Inhibitors of SPC The most common inhibitor of SPC is lack of resources. Capability in Statistics: Many organizations do not have the in house expertise in statistics that is necessary for SPC. Misdirected Responsibility for SPC: The process operators will require help from the statistician and others from time to time, but they are the appropriate owners of SPC for their processes. Failure to Understand the Target Process: A good SPC system cannot be designed for a process that is not fully understood. Failure to Have Process Under Control: Before SPC can be effective, any special cause of variation must be removed. Inadequate Training and Discipline: Everyone who will be involved in the SPC program must be trained. Measurement Repeatability and Reproducibility: Before a gauge is used for SPC it should be calibrated and its repeatability certified. Low Production Rates: Low rates of production offers an opportunity for taking a 100% sample.

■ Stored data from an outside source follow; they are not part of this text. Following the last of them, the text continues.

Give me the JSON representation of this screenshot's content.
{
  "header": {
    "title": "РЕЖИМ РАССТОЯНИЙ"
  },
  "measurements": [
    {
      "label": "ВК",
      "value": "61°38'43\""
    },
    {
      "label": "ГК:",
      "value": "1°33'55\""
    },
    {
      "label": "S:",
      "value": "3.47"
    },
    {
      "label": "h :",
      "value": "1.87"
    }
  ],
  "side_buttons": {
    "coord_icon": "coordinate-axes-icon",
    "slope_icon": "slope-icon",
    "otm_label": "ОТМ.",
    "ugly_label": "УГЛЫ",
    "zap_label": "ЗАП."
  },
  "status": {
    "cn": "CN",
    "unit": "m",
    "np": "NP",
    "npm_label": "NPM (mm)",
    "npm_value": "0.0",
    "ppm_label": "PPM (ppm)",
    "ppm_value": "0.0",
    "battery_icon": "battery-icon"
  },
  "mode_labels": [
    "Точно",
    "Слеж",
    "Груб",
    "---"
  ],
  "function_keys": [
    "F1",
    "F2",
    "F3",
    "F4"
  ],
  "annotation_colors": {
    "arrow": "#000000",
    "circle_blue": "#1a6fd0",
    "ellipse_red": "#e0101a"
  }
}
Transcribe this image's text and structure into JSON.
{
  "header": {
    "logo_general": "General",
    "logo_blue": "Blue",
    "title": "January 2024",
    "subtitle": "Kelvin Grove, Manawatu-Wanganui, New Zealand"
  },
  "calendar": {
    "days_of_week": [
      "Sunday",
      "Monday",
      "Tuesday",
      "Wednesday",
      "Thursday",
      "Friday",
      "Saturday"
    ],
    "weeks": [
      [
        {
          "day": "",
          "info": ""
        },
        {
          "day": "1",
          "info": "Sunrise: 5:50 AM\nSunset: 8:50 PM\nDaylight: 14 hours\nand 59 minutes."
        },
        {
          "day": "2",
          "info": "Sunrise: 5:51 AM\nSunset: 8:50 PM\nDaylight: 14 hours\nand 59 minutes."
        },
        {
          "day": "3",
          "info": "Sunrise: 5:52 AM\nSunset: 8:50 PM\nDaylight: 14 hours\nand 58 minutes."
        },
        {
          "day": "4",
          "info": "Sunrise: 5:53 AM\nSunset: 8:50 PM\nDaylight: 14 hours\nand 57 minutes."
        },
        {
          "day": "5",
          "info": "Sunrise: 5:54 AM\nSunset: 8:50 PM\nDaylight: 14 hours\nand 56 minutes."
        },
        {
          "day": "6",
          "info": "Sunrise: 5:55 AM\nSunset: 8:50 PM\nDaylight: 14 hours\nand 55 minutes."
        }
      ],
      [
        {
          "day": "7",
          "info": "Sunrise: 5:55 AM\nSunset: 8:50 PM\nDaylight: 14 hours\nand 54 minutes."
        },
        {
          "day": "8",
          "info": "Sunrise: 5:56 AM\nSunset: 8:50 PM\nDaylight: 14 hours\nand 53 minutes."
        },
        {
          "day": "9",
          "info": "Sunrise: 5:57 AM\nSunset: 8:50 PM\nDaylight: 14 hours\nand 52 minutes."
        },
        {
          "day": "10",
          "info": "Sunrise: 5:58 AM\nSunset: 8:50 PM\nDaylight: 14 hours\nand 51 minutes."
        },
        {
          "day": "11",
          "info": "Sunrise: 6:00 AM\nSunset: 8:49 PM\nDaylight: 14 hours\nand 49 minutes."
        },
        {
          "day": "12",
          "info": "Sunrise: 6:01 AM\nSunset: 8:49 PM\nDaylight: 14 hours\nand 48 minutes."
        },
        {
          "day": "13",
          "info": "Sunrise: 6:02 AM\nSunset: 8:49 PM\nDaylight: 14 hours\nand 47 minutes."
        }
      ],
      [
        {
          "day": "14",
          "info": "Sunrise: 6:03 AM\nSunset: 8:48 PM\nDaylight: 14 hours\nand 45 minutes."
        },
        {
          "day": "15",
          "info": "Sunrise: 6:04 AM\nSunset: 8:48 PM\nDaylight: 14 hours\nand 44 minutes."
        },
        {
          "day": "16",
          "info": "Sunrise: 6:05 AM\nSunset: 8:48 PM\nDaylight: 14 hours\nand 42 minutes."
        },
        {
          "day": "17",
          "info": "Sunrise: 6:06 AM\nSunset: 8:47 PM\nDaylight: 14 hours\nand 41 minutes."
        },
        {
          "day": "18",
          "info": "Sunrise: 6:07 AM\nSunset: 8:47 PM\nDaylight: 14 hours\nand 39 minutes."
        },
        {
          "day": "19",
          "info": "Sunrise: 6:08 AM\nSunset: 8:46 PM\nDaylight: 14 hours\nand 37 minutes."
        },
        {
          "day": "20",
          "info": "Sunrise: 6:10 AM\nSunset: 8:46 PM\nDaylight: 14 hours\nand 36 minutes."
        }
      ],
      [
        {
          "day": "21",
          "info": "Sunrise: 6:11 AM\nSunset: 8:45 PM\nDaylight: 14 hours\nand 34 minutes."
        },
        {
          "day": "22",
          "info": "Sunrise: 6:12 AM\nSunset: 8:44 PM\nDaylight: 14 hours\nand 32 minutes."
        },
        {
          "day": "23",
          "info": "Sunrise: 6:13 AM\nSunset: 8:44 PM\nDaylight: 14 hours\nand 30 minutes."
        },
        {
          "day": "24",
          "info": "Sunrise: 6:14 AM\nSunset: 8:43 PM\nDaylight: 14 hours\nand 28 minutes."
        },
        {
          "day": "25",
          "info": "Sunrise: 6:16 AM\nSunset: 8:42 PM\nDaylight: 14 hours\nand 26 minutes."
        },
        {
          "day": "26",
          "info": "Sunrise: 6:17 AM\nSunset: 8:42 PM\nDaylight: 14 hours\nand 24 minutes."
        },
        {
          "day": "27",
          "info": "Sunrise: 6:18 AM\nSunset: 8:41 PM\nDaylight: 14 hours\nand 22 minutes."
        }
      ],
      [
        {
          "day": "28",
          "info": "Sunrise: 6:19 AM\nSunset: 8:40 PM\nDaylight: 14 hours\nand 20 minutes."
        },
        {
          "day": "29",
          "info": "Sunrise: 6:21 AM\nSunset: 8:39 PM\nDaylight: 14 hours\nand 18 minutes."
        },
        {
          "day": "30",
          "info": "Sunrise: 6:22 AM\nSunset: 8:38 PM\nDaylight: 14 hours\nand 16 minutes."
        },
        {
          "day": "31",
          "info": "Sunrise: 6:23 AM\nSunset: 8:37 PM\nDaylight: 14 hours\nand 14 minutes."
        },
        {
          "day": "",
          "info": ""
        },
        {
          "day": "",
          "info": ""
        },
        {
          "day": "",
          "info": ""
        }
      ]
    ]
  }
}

Summary Statistical Process Control (SPC) is a statistical method of separating variation resulting from special causes from variation resulting from natural causes in order to eliminate the special causes and to establish and maintain consistency in the process, enabling process improvement. The rationale for SPC is to improve product quality and simultaneously reduce costs, and to improve product image in order to successfully compete in world markets. 99.73% of the process outputs will be between the +- 3 σ (sigma) limits. When special causes are present the curve will take a new shape and variation can be expected to increase, lowering output quality. The result is more scrap, higher cost, and inconsistent product quality. Sampling: It is less costly to inspect only 1 piece out of 10 (10% sampling) or 5 out of 100 (5% sampling). Sampling is accepted by critical customers like the U.S. government. The condition for sampling is that the process must be under control. Operators who use SPC to keep track of their processes must have the authority to stop the production process when SPC tells them something is wrong. The three phases in implementing SPC are preparation, planning and execution. The preparation phase has 3 steps: 1. Commit to SPC 2. Form a SPC Committee 3. Train the SPC Committee. The planning phase includes the next 5 steps: 4. Set SPC Objectives 5. Identify Target Processes 6. Train Appropriate Operators and Teams 7. Ensure Repeatability and Reproducibility of Gauges and Methods 8. Delegate Responsibility for Operators to Play a Key Role. The execution phase includes 9 steps: 9. Flowchart the Process 10. Eliminate the Causes of Special Variation 11. Develop Control Charts 12. Collect and Plot SPC Data & Monitor 13. Determine Process Capability 14. Respond to Trends and Out of Limits Data 15. Track SPC Data 16. Eliminate the Root Cause of Any New Special Cause of Variation 17. Narrow the Limits for Continual Improvement. The most common inhibitor of SPC: Capability in Statistics, Misdirected Responsibility for SPC, Failure to Understand the Target Process, Failure to Have Process Under Control, Inadequate Training and Discipline, Measurement Repeatability and Reproducibility, Low Production Rates.

Home Work Answer Questions 1,2 on page 336. 1. Define the concept of statistical quality control. 2. Explain briefly the rationale for SPC.